Отныне народ будет чтить ваши имена подобно именам наших усопших королей, и смерть будет уделом того, чьи уста произнесут их[64]. Таким образом, память о вас вечно будет жить в нашей стране.

Идите же теперь, пока мои глаза, подобно глазам женщины, не стали источать слезы. Когда-нибудь, когда вы состаритесь и соберетесь вместе погреться у огня, — ибо солнечного тепла уже будет не достаточно, чтобы согреть вас, — вы будете вспоминать, как мы стояли плечом к плечу в великой битве, исход которой предрешили твои мудрые слова, Макумазан. Вы будете вспоминать, как ты, Бугван, был острием рога, ударившего по флангам Твалы, как ты, Инкубу, стоял, окруженный кольцом Серых, и люди падали под ударами твоего топора, как колосья под ударами серпа. Вы будете вспоминать о том, как Инкубу сокрушил силу дикого буйвола Твалы и поверг в прах его гордыню. Прощайте же навек, Инкубу, Макумазан и Бугван, мои повелители и друзья!

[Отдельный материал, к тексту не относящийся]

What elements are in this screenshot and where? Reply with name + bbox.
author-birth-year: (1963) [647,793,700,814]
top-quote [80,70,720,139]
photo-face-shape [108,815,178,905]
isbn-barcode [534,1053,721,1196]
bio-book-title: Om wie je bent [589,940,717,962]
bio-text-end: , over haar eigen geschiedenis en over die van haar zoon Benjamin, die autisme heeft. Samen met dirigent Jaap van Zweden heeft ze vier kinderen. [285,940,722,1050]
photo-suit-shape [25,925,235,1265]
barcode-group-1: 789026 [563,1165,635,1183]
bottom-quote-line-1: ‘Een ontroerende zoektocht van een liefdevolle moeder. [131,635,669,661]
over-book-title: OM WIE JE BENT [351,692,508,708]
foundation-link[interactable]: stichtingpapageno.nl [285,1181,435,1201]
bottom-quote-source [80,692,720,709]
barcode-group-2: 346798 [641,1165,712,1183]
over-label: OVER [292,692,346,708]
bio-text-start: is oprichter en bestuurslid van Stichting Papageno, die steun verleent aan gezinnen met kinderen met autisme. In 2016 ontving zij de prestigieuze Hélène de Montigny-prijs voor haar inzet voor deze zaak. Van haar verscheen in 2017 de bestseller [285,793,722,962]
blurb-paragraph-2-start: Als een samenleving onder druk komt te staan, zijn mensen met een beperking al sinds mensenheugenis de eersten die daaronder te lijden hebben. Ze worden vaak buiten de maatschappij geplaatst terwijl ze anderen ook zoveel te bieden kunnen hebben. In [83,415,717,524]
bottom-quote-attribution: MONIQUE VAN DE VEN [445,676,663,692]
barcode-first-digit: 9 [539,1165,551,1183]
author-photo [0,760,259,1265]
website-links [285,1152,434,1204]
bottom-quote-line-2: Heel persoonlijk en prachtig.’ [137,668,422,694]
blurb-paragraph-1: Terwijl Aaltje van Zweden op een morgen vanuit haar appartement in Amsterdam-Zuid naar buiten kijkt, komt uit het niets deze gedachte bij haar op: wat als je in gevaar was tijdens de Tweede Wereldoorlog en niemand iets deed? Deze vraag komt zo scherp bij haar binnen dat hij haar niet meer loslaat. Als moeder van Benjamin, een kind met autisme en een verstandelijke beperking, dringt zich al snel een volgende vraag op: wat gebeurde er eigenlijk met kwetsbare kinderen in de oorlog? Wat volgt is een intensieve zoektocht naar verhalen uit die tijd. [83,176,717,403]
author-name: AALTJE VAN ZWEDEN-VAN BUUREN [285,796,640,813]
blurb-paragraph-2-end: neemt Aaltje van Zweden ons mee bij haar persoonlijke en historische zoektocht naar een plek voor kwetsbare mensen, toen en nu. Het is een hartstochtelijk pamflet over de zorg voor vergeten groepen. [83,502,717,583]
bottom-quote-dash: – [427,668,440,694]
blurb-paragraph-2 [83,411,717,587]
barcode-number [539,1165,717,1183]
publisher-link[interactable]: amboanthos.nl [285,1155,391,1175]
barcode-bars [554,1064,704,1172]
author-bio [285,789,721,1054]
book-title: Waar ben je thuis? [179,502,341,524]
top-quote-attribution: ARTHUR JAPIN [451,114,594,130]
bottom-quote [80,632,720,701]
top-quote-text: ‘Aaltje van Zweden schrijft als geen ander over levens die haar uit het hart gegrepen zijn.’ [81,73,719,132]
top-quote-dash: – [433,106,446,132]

С этими словами Игнози поднялся. В течение нескольких минут он смотрел на нас в глубоком раздумье, а затем накинул на голову край плаща, как будто для того, чтобы скрыть от нас свое лицо.

Мы молча ушли.

На рассвете следующего дня мы покинули Луу. Нас сопровождали полк Буйволов и наш старый друг Инфадус, который тяжело переживал неизбежную разлуку с нами. Хотя было еще очень рано, вдоль главной улицы города, на всем ее протяжении, стояли массы людей. Они приветствовали нас королевским салютом, когда мы проходили мимо во главе полка, а женщины бросали нам под ноги цветы и благословляли нас за то, что мы освободили страну от Твалы. Все это производило чрезвычайно волнующее впечатление и было совершенно не похоже на то, с чем обычно приходится встречаться, живя среди туземцев. Однако дело не обошлось без очень забавного эпизода, чему я был даже рад, так как он дал нам повод немного развеселиться.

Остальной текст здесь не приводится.